I love those scenes in action films, comics, or cartoons where you have one set of bad guys pursuing the hero from one end of a tunnel or corridor and another set of bad guys is converging from the other side. You know the hero is in between them, but when the groups of pursuers meet in the middle, the hero isn’t there. The two posses made of bad guys go off searching to see what they missed, and the camera angle pans up to see the hero hanging precariously on some pipes. You love it, but you always wonder why the bad guys didn’t look up. Maybe it’s because, as humans, we always have a tendency to pay more attention to what is horizontally in front of us than what is vertically above us—-to what’s right here rather than looking beyond the ordinary.

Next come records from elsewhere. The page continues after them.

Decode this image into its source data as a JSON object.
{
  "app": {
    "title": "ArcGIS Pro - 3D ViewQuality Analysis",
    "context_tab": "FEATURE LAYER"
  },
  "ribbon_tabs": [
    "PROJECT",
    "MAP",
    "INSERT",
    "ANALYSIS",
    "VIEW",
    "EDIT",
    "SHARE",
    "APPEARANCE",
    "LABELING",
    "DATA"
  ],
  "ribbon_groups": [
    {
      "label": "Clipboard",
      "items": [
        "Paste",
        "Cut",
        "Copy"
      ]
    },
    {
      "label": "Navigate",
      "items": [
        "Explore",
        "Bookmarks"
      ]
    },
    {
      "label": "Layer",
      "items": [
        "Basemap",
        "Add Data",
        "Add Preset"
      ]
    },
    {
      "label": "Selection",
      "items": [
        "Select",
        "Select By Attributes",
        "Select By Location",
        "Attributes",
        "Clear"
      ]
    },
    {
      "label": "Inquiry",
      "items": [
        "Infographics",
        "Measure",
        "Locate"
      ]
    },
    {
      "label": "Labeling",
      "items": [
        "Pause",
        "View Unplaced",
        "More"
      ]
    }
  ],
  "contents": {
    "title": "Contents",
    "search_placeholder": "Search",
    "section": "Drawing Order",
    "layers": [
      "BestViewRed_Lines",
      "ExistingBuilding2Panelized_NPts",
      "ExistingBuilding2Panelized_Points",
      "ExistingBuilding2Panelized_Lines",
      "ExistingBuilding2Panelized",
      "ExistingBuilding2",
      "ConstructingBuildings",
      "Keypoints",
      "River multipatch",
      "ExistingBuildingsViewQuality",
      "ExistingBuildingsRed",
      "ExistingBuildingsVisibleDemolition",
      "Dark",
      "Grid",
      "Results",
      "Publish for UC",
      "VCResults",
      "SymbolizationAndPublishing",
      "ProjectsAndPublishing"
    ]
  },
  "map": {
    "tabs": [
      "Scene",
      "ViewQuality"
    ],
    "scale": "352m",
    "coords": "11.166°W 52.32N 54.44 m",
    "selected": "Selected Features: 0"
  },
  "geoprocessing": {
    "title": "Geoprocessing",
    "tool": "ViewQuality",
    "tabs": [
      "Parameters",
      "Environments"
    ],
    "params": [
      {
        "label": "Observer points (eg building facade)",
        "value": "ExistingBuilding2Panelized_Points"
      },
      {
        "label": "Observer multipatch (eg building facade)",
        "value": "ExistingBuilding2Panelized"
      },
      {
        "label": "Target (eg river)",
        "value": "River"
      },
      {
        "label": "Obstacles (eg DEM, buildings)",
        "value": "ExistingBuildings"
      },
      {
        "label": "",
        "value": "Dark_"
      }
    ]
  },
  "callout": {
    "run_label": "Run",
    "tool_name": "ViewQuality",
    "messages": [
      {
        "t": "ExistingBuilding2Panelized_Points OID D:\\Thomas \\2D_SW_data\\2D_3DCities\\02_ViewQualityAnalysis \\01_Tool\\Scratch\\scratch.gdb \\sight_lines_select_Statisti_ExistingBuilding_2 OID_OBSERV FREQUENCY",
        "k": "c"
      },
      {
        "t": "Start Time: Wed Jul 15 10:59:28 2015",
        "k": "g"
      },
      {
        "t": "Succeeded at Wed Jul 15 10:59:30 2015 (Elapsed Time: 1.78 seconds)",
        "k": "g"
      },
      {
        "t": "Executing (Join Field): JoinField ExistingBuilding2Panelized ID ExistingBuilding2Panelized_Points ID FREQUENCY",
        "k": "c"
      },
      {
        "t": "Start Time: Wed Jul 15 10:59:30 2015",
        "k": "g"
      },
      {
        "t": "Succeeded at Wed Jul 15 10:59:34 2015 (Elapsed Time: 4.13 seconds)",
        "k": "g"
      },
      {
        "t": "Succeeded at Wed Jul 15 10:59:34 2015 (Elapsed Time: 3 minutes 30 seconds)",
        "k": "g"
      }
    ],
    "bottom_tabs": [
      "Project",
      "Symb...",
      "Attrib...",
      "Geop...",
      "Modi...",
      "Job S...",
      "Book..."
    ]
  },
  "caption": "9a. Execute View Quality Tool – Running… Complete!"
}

Israel felt like she had to look north to Assyria or south to Egypt, but she didn’t look heavenward. To look heavenward, she would have to admit that she was looking in the wrong place for help. To look heavenward, she would have had to admit that she was depending on her own resources and military skill, resources and skill which were both inadequate to the huge threat she faced.

The same thing is true of us today. We tend to look horizontally for solutions when we need to be looking up. We tend to look to our savings or our jobs as our providers instead of to God. We tend to look to our skills and our intellect as our protectors when we need to admit our dependence upon God. We look to our understanding, our logic, and even our prejudices before we look to the living God. Is it any wonder that we find ourselves in the squeeze between job insecurity and rising prices? Is it any wonder that we find ourselves in the middle between feeling pressed for time and frustrated and stressed because we’re not accomplishing enough? Is it any wonder that we find ourselves looking to inefficient government or greedy capitalism for answers when we should be depending upon God? Is it any wonder that we are torn between addictions (whether food, drug, materialism, or activity) or puritan self-righteousness when we should be seeking what God wants?